Ve Nasrallah konuştu: 'İsrail'in Lübnan'a saldırısı bir savaş ilanıdır. İki gün boyunca düşman hiçbir şeyi umursamadan iki dakikada 5 bin kişiyi öldürmek istedi. Bu suç eylemi büyük bir terör operasyonudur, bir soykırım eylemidir, bir katliamdır ve savaş ilanıdır.'
Nasrallah'ın tespitlerine katılmamak mümkün değil elbette lakin bu sözler uluslararası arenada artık değerini yitirmiştir. Keza benzer söylemleri televizyon ekranlarında da söyleyenleri dinlediğimde içimden sadece acı içerisinde tebessüm etmek geliyor.
Bir yıldan bu yana yarıdan fazlası kadın ve çocuk olmak üzere soykırım yapan bir devlete şimdi insanlık suçu işliyorsun demek beyhude yere kendini yormak demek çünkü insanlık suçu nedir ki bu terör devleti arkasına Batı devletlerini de alarak dünyanın kör topal da olsa işlemekte olan düzeninin dibine dinamit yerleştiriyor, soykırım suçu işliyor.

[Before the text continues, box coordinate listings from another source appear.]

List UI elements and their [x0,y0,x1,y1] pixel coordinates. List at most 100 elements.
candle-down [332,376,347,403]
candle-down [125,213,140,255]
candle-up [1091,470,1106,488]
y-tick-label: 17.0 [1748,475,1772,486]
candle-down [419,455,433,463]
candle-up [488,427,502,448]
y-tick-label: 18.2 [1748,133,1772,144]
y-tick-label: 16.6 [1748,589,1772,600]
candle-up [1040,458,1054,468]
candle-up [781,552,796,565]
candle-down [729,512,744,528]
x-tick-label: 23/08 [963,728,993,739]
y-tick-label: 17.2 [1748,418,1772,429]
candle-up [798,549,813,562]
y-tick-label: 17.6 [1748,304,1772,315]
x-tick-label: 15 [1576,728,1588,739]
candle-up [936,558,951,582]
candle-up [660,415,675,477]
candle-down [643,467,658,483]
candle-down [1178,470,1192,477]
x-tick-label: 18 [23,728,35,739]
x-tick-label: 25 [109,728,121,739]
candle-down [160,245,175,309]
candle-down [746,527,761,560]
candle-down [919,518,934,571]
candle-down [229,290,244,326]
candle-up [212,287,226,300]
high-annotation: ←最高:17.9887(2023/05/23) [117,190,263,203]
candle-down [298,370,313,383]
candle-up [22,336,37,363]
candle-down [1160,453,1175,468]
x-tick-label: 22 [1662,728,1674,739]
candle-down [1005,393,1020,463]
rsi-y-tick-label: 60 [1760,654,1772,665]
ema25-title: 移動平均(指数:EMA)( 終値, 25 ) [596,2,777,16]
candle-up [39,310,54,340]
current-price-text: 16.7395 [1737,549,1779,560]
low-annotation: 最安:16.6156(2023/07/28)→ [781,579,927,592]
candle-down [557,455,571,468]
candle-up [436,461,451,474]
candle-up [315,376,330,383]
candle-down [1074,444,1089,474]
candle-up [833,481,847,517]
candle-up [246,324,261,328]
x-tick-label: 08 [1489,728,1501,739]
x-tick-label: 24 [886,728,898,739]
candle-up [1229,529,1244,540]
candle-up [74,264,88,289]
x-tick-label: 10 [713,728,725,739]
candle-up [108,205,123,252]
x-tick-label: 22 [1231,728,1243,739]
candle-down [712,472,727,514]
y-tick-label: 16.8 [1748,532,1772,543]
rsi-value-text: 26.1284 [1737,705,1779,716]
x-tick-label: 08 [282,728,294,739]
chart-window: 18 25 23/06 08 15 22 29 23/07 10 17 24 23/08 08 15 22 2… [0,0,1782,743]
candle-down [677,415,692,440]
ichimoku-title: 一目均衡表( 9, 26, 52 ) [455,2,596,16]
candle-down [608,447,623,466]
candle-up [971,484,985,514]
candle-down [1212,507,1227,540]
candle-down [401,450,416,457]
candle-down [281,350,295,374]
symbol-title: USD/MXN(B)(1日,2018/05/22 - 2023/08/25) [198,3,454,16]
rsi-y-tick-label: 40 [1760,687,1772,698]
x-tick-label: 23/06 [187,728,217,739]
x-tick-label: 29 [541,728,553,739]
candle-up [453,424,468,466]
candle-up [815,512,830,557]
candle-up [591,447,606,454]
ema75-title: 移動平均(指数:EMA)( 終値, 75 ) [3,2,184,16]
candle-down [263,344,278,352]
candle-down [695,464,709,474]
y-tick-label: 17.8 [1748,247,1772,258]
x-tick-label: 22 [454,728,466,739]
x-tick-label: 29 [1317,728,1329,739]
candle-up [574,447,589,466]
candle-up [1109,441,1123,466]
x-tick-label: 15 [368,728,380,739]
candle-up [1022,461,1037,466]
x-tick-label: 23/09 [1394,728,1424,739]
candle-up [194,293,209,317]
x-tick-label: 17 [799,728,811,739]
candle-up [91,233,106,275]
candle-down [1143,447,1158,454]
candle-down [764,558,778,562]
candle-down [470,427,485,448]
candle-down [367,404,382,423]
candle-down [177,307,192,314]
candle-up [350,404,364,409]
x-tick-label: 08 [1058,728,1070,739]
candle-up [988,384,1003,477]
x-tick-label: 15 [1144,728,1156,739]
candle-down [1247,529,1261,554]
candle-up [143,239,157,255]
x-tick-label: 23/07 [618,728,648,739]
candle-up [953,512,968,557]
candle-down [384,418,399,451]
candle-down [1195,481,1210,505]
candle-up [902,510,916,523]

Nasrallah devam eden konuşmasında İsrail'e yönelik saldırılarını durdurmalarının yegane şartının Gazze ve Batı Şeria'ya yönelik İsrail saldırılarının durdurulması olduğunu söyledi. Oysa HAMAS lideri İsmail Haniye'nin şehit edilmesinden hemen sonra İran eski Dışişleri Bakanı Cevat Zarif 'Halkımız bizim Filistinlilerden daha Filistinli olmamızdan bıktı. Nasrallah bile HAMAS ile arasına mesafe koydu' açıklamasını yapmış ve bu açıklamalarından sonra Pezeşkiyan kabinesinde yer alamamıştı.
Halbuki Hizbullah, Suriye'de oluk oluk Müslüman kanı akıtırken son derece acımasız ve gözü pek idi. Halep, Hama ve Hums'taki savunmasız Suriyeli Sünni Müslümanları katledip göçe zorlamak hem oldukça kolaydı hem de İsrail'in zımni olarak göz yumarak destek verdiği bir konuydu.
07 Ekim saldırıları ile balayı bitene kadar İran ve Hizbullah bu sürecin hep böyle devam edeceğini düşünmekteydi lakin HAMAS'ın mezkûr saldırısı herkesin yüzündeki maskeyi düşürüverdi.
Şimdi Nasrallah Lübnan halkına hitap ederken İsrail uçakları da Lübnan'a saldırılar düzenliyor, kana doymayan saldırganlığını daha da üst perdeye taşımaya kararlı olduğunu gösteriyor.
İsrail Lübnan'a saldırır mı
İki günden bu yana yaşananlar Lübnan'daki sahanın İsrail saldırılarına hazırlanması gibi okunabilir. Geçtiğimiz haftalarda Hizbullah liderlerinden Fuad Şükrü'nün bir suikast ile öldürülmesi, İsmail Haniye'nin Tahran'da şehit edilmesi, Hizbullah'a ait çok sayıda mühimmat deposu ve lojistik tesisinin ortadan kaldırılması, şimdi ise arka arkaya iki gün içinde binler ile ifade edilen Hizbullah üyesinin yaralanması ve bir kısmının öldürülmesi bu hazırlığın artık olgunluk aşamasına geçtiğinin ispatı niteliğinde.